Personal information
- Full name: Abbad Jawad El Andaloussi
- Date of birth: 15 July 1955 (age 71)
- Place of birth: Casablanca, Morocco

International career
- Years: Team / Apps / (Gls)
- 1976–1981: Morocco

Managerial career
- 2003: Laval Dynamites
- 2006: Laval Dynamites

= Jawad El Andaloussi =

Moroccan footballer

Abbad Jawad El Andaloussi (جواد الأندلسي) is a Moroccan footballer who played for Morocco in the 1976 and 1978 African Cup of Nations. At club level he played for Wydad, Raja Casablanca, Saudi Arabia's Al-Shabab and Hong Kong's Tung Sing FC.

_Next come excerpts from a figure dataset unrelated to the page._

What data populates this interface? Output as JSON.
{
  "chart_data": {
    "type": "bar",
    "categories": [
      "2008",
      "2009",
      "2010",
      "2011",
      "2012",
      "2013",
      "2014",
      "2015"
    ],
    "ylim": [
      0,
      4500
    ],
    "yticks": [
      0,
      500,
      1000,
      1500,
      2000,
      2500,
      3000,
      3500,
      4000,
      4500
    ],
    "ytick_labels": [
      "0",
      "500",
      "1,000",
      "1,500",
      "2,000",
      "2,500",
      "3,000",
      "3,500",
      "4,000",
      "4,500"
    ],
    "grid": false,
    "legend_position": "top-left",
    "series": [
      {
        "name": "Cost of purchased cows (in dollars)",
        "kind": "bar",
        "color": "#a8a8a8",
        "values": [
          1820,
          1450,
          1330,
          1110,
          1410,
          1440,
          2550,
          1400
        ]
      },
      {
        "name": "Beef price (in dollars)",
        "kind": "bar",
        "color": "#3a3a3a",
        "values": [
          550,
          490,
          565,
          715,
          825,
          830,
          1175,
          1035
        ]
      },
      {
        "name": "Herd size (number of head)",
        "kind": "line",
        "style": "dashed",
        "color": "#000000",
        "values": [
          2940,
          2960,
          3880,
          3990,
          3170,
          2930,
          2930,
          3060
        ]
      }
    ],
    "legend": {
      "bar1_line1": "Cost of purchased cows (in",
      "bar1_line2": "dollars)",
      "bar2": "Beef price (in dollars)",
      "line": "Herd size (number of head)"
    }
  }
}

== International career ==
El Andaloussi played for Morocco in the 1976 and 1978 African Cup of Nations. He also played for the Morocco national football team in the 1982 FIFA World Cup qualification.

==Managerial career==
El Andaloussi began coaching the Laval Dynamites in the Canadian Professional Soccer League in 2003. In his debut season with Laval the team failed to qualify for the postseason for the first time in the club's history, missing the final playoff spot by one point. He resigned from his position as head coach at the conclusion of the season. He returned to the organization in 2006 and his signing was announced in a press conference. He brought in Arturo Cisneros Salas, Andrew Olivieri, Hicham Aâboubou, Rachid Madkour, and Abraham Francois. El Andaloussi had a successful season, with Laval finishing third in the National Division and making the postseason for the second year in a row for the franchise. Laval faced Toronto Croatia in the quarterfinals and were defeated 1–0.